Окончание дня 12 июля
… Восемь часов вечера. На капитанском мостике штурман Лекздынь, поднеся бинокль к глазам, сказал:
— Ну вот, видно уже и этих.
На горизонте стала расти какая-то запятая. В стороне от нее чернела точка. Между ними курился дым. Туман мешал ему подниматься столбом. Чуть поднявшись, дым стлался над горизонтом. Это Бьяджи на льдине зажег дымовые шашки…
Раненый Чечиони волновался, что не успеют «собрать багаж». Можно было подумать, что он не уверен, будет ли «Красин» дожидаться тех, за кем шел сквозь льды и туманы на самый край белого света…
В двадцать один час сорок пять минут ледокол «Красин» подошел к лагерю группы Вильери, бывшему лагерю Нобиле…
Огромная запятая чернела, косо наклонясь над горизонтом. Она оказалась перевернутым самолетом Лундборга. Поодаль темнел треугольник палатки. И вокруг палатки шевелились фигурки.
Фигурки сразу стали большими. Их было всего четыре. Четыре человека в странных пухлых одеждах. Они поднимали и опускали руки. По соседству с палаткой вился черный дымок. Льдина напоминала театральный помост, и еще больше становилось похожим все на театр оттого, что туман, обступая льдину, декорировал ее, как занавес, висящий над сценой.
— Вот ведь нашли… — сказал кочегар Филиппов, закуривая папиросу и обращаясь к рядом стоявшему начальнику экспедиции.
«Красин» подходил к льдине, как к пристани. Вокруг из тумана выступало море торосов, разрыхленных, разбитых ледяных плит. Меж ними лежало поле размером в триста двадцать пять метров на сто двадцать. Посреди поля торчал треугольник грязной брезентовой походной палатки. Вблизи нее на снегу — три каучуковые пневматические лодки. В лодках — банки консервов, жестянки, флажки, приборы и карабины. С северной стороны палатки, в нескольких шагах от нее, тянулась мачта антенны. На северо-восточном краю торчал полураздробленный самолет Лундборга. Он опирался на верхние плоскости — после аварии они оказались внизу. Хвост поднимался кверху. В небо смотрели лыжи, словно лапки опрокинутой на спину мертвой птицы. Нижние плоскости самолета отсутствовали — в палатке они служили настилом. Палатка доживала свои последние минуты на льдине.

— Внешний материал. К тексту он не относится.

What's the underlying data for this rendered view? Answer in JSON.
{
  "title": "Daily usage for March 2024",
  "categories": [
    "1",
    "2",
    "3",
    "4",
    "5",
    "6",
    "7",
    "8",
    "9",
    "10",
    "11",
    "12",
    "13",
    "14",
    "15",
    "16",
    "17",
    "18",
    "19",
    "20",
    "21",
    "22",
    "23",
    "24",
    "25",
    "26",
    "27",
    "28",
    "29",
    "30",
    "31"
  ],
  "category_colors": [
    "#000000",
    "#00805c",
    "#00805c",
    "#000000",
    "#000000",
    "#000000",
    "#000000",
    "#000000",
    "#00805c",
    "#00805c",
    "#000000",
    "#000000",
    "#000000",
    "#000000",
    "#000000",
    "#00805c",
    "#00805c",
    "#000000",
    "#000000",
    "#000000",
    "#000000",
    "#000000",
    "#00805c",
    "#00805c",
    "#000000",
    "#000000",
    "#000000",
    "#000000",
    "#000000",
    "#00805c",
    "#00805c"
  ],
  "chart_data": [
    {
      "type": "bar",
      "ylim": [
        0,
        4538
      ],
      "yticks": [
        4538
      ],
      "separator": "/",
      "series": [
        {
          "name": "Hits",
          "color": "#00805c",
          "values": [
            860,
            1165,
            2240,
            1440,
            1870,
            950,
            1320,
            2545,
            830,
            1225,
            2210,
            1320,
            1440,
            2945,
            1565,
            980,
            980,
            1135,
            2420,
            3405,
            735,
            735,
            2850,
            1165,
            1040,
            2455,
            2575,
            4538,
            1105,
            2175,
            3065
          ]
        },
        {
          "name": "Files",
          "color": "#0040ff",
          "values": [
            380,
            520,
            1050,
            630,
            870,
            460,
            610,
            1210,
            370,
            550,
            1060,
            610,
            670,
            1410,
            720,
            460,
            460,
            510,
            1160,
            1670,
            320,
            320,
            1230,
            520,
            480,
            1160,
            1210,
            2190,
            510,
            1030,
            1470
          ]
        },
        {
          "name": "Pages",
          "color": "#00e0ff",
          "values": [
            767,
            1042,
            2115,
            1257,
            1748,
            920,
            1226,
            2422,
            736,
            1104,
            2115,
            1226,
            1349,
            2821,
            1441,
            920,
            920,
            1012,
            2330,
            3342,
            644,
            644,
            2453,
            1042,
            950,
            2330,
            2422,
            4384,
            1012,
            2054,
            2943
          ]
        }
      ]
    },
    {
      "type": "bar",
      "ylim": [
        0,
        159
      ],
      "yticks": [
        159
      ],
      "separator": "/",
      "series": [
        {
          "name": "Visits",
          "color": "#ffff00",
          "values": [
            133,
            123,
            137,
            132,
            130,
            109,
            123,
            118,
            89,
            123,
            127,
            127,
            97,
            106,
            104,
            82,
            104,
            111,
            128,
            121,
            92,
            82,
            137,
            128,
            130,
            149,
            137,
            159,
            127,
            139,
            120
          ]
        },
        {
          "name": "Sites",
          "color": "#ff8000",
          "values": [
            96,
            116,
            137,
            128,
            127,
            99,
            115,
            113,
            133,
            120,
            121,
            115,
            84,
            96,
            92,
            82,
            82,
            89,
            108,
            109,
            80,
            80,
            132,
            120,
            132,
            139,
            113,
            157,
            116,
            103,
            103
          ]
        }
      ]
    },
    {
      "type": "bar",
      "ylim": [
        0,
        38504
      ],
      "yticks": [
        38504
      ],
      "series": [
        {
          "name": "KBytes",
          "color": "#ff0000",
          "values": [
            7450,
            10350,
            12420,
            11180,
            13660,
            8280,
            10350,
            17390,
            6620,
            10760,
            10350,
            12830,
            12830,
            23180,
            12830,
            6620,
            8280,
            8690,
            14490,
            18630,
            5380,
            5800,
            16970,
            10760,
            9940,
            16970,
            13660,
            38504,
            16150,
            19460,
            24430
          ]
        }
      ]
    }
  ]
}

Четыре человека возле палатки стояли с поднятыми кверху руками. Самый высокий из них отделился и, крупно шагая по снегу, пошел к борту корабля. Каштановая борода облепила его щеки. Он был одет в теплую вязаную одежду. У пояса белела широкая полоса нижнего свитера, поверх был надет другой, более короткий. На голове — белая вязаная шапка. Сдвинуты на шапку дымчатые очки-консервы.
С поднятыми руками он остановился у борта и в возникшем безмолвии протяжно назвал свое имя:
— Вильери.
Следом за ним уже шагал другой — толстый, огромный, с розовым детским лицом. На нем были коротенькие штаны и какие-то толстые белые, вымазанные в грязи обмотки. Вокруг шеи лежал черный меховой воротник курточки. Из такого же меха была сделана шапка толстого человека.

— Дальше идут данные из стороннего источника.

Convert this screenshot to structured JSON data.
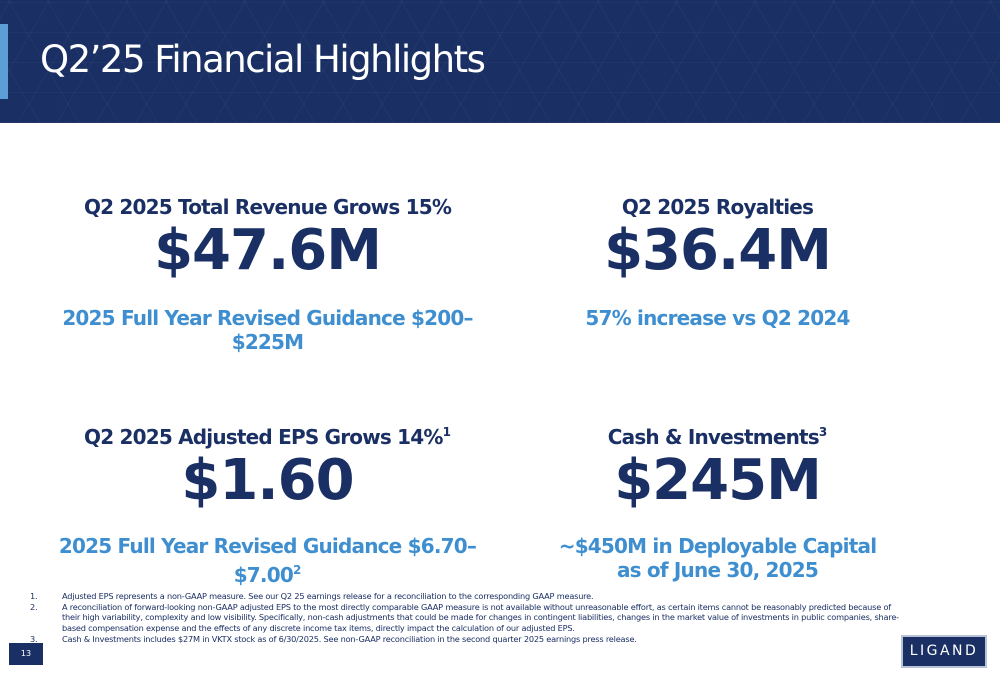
{
  "header": {
    "title": "Q2’25 Financial Highlights"
  },
  "blocks": [
    {
      "heading": "Q2 2025 Total Revenue Grows 15%",
      "value": "$47.6M",
      "sub": "2025 Full Year Revised Guidance $200–$225M"
    },
    {
      "heading": "Q2 2025 Royalties",
      "value": "$36.4M",
      "sub": "57% increase vs Q2 2024"
    },
    {
      "heading": "Q2 2025 Adjusted EPS Grows 14%",
      "heading_note": "1",
      "value": "$1.60",
      "sub": "2025 Full Year Revised Guidance $6.70–$7.00",
      "sub_note": "2"
    },
    {
      "heading": "Cash & Investments",
      "heading_note": "3",
      "value": "$245M",
      "sub_line1": "~$450M in Deployable Capital",
      "sub_line2": "as of June 30, 2025"
    }
  ],
  "footnotes": [
    {
      "num": "1.",
      "text": "Adjusted EPS represents a non-GAAP measure. See our Q2 25 earnings release for a reconciliation to the corresponding GAAP measure."
    },
    {
      "num": "2.",
      "text": "A reconciliation of forward-looking non-GAAP adjusted EPS to the most directly comparable GAAP measure is not available without unreasonable effort, as certain items cannot be reasonably predicted because of their high variability, complexity and low visibility. Specifically, non-cash adjustments that could be made for changes in contingent liabilities, changes in the market value of investments in public companies, share-based compensation expense and the effects of any discrete income tax items, directly impact the calculation of our adjusted EPS."
    },
    {
      "num": "3.",
      "text": "Cash & Investments includes $27M in VKTX stock as of 6/30/2025. See non-GAAP reconciliation in the second quarter 2025 earnings press release."
    }
  ],
  "page_number": "13",
  "logo_text": "LIGAND",
  "colors": {
    "navy": "#1a2f63",
    "accent_blue": "#3f8fd0",
    "header_accent": "#5b9fd6"
  }
}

Двое оставались у входа в палатку. Один седобородый, большой, — Чечиони. Он опирался на весла, служившие ему костылями. Правая нога его была перевязана и казалась короче левой. Рядом стоял худой, маленький, с тонким птичьим лицом и очень высоким лбом — Трояни.
И нигде не было видно пятого.
Вильери и Бегоунек ждали у борта.
За Самойловичем спустились на лед десятка два красинцев.

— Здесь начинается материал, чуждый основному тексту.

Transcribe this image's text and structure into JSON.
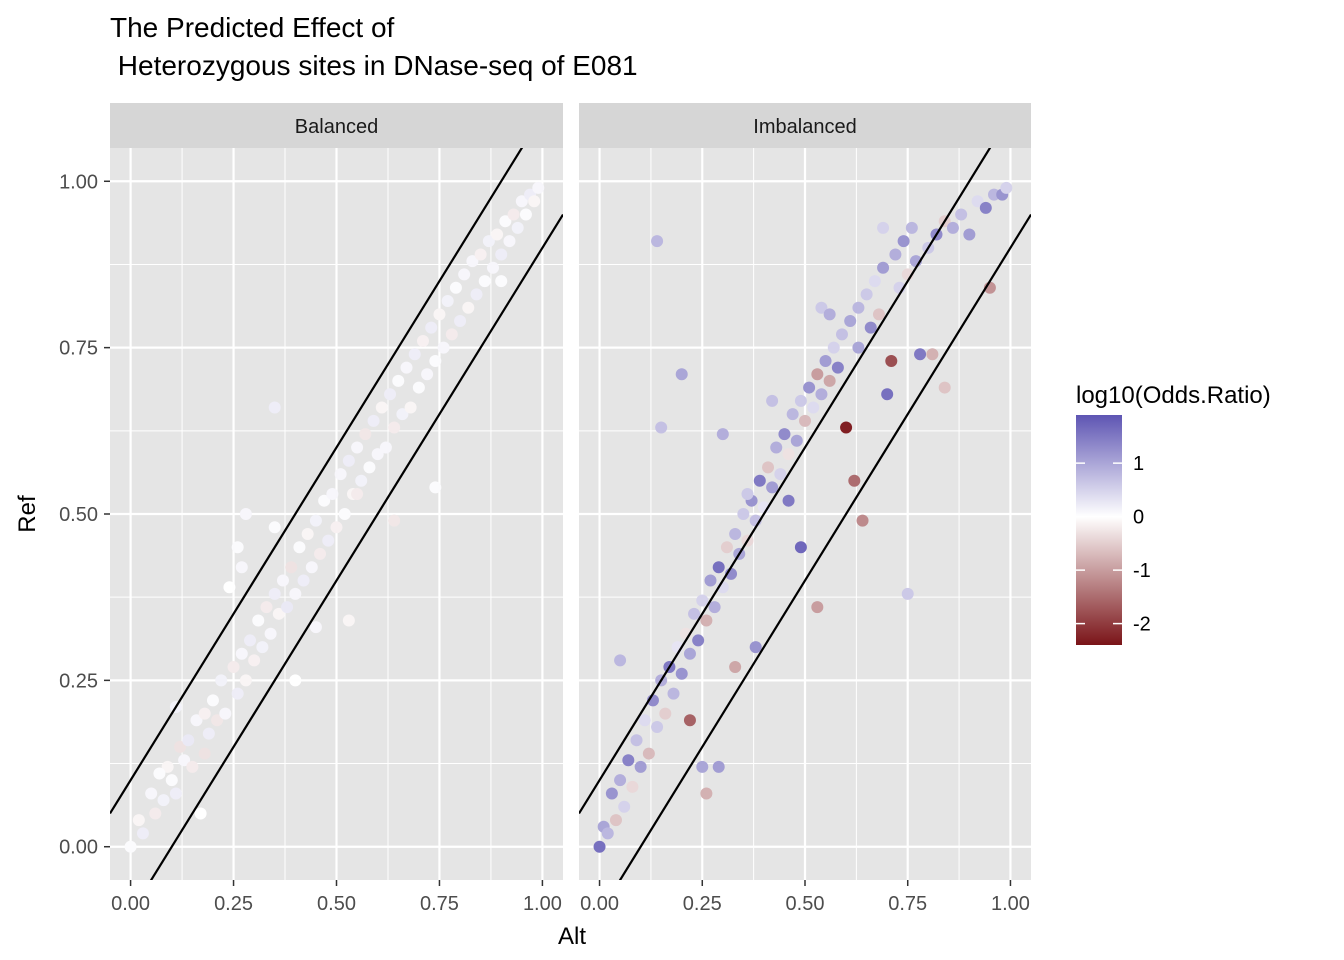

Бегоунек надвинулся на меня, обнял и стал целовать. Я видел счастливое розовое лицо и маленькие ушки, выглядывавшие из-под меховой черной шапки. Самойлович, обнимая Вильери, уже шел к треугольной палатке. Навстречу двигался инженер Трояни. Бегоунек взял меня под руку и жестом хозяина пригласил к палатке. Он смеялся от счастья, сняв черную шапку с большой головы, радостно мял ее в огрубевших, исцарапанных до крови руках. Чечиони, издали наблюдавший всю сцену встречи, не выдержал. Морщась от боли, опираясь на весла, он попробовал двинуться нам навстречу. Его удержали. Тогда Чечиони стащил с головы грязную шапку и, локтем придерживая левый костыль, стал шапкой размахивать в воздухе.
Мы подошли к палатке. Из нее, как зверек из норки, вылез маленький черный Бьяджи, без шапки, с куском белой исписанной бумаги в руках.